А потому, мой друг, не старайтесь сказать что-то новое – просто идите по своему пути и пройдите его до конца, если он только есть на земле или на небесах…
Хотя, с другой стороны, никто не может запретить вам посылать открытки с видами местности, где вы живёте в отеле,– в небольшой комнате с диваном, на котором спит, приняв накануне вечером снотворное, женщина,– никто не может запретить вам писать письма.
Если вам есть, кому их адресовать…
Он умолкает, и я долго смотрю в окно, на небо, уже предрассветное, слушая шум электричек…
Наверное, он прав.
Он знает, что говорит.
А я и могу-то всего только что писать письма. И хорошо, легко от того, что это не нужно называть литературой…
– – И снова вопрос: кто был этот человек, и куда он исчез?
Письмо 1
Я сижу за кухонным столом, предварительно убрав с него всё, что на нём было, как-то – чашки, чайничек, сахарницу и блюдце,– и пишу это письмо. За окном вид на гаражи и железную дорогу. Сейчас утро.
Милый друг, мы живём под игом доктрины равенства,– увы, это всё ещё так,– а потому, прежде чем сказать что-нибудь разумное, следует двадцать раз извиниться за то, что ты не дурак. И, не дай бог, кого-нибудь обидеть! Это всё равно, как если бы какой-нибудь из библейских пророков стал на каждом шагу рассыпаться в извинениях за то, что он пророк. Вы, разумеется, и сами всё это понимаете, и даже больше, чем я, ведь вы умнее, лучше, и вас так много… Ну, и всё такое.
– Да что он о себе возомнил!
Вот так и живём.
А впрочем, всё в этом мире зависит от места и времени.
Ночью в этой части города был дождь.
Я выглядываю в окно – ряды гаражей, деревья, вдалеке – высотные дома, шоссе с ползающими по нему точками автомобилей, внизу за деревьями железная дорога,– и никаких следов дождя! А ведь был дождь.

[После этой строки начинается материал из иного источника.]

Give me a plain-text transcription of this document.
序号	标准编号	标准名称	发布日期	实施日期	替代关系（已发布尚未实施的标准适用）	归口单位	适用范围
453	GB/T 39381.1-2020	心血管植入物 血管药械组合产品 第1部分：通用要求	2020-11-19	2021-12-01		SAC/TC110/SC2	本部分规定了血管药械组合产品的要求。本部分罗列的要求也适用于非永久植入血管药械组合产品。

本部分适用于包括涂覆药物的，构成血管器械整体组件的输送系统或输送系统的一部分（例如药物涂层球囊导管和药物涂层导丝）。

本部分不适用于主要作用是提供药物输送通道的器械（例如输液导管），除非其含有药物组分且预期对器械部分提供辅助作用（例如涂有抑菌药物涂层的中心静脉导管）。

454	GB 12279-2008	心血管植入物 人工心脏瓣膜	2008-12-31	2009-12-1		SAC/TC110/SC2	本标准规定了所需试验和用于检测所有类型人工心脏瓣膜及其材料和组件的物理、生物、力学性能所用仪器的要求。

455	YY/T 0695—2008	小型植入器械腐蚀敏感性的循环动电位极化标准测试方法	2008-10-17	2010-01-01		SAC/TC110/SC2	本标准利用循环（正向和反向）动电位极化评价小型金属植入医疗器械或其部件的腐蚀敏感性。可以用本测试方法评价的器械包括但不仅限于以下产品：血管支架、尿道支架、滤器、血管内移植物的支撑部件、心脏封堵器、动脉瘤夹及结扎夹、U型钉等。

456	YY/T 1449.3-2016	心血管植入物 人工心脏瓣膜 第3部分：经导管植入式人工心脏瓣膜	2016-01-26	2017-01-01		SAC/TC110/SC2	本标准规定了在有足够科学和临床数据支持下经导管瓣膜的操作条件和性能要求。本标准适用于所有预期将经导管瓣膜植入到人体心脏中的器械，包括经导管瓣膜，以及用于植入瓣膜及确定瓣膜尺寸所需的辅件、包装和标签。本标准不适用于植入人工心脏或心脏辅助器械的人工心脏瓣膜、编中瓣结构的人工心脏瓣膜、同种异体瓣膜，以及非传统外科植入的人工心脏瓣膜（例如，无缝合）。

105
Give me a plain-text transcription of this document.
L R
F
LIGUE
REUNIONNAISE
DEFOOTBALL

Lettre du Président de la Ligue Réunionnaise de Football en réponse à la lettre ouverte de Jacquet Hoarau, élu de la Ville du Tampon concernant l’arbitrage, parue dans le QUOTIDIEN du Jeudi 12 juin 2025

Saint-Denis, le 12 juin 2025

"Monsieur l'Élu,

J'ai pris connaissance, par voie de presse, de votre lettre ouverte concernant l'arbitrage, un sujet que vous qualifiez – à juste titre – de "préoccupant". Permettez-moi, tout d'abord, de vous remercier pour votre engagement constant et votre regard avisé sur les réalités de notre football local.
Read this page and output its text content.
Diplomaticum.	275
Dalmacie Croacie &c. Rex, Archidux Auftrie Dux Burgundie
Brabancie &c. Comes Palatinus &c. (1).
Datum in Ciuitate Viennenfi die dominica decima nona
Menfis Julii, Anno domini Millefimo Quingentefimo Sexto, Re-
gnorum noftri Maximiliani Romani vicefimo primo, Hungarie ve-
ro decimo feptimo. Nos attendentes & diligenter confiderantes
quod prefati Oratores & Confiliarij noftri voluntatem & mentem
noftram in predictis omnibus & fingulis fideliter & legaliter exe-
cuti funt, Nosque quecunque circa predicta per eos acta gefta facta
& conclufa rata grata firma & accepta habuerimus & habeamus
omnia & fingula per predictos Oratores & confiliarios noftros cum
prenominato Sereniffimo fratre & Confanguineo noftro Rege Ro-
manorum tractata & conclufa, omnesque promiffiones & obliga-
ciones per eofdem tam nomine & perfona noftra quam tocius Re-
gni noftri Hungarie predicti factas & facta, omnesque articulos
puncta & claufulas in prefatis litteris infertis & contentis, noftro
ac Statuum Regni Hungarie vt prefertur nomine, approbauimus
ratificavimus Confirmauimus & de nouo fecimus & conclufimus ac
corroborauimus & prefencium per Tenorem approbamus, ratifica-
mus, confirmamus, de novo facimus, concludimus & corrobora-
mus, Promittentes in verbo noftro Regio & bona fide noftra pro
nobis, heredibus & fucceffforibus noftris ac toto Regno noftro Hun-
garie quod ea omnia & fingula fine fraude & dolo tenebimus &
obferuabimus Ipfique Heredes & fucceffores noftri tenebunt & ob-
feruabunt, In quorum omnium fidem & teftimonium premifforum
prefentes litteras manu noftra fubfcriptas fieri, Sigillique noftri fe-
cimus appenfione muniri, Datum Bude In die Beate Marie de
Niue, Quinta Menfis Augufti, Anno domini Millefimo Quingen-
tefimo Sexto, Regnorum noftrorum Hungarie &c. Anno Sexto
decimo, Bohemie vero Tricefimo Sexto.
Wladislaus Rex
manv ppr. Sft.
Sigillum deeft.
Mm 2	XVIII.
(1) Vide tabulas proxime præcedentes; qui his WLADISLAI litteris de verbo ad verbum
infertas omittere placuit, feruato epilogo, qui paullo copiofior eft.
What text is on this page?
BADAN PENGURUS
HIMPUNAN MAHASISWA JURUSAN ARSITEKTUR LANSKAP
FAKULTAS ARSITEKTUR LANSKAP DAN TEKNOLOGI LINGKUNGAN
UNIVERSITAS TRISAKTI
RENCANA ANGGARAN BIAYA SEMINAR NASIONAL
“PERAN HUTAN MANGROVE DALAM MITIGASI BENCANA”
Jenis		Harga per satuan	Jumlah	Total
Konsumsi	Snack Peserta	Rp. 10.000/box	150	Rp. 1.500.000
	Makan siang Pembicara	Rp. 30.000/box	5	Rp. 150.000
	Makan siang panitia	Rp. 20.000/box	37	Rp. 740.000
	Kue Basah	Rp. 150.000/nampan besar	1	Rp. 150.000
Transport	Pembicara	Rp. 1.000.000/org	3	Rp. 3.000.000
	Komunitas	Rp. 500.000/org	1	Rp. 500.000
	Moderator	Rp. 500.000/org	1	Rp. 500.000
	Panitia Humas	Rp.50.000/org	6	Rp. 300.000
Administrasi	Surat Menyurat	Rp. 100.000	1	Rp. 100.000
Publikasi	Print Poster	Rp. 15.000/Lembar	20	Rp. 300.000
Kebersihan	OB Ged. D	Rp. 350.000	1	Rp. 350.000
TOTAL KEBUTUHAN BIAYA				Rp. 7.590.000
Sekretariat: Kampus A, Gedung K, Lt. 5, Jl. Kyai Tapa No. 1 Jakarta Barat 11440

Что-то странное происходит.
Вообрази. Я принимаю таблетку, и только. Ничто вокруг не изменяется,– это как если бы я, к примеру, умер – всё остаётся на своих местах. Вроде бы, ничто не изменилось. Но вот, начинают происходить какие-то события – я сжигаю квартиру, открываю формулу турбулентности, выигрываю миллион в лото и так далее… наконец, наступает утро. Я пытаюсь вспомнить, что я делал этой ночью и… не могу. То, что я вспоминаю, никак не могло происходить в действительности. Ну как, скажи на милость, я мог сжечь эту квартиру, когда вот она – в целости и сохранности! Даже ни одного окна не выбито, ни единой трещины на унитазе, ни единого пятна на обоях, которого бы не было вчера… Поразительно!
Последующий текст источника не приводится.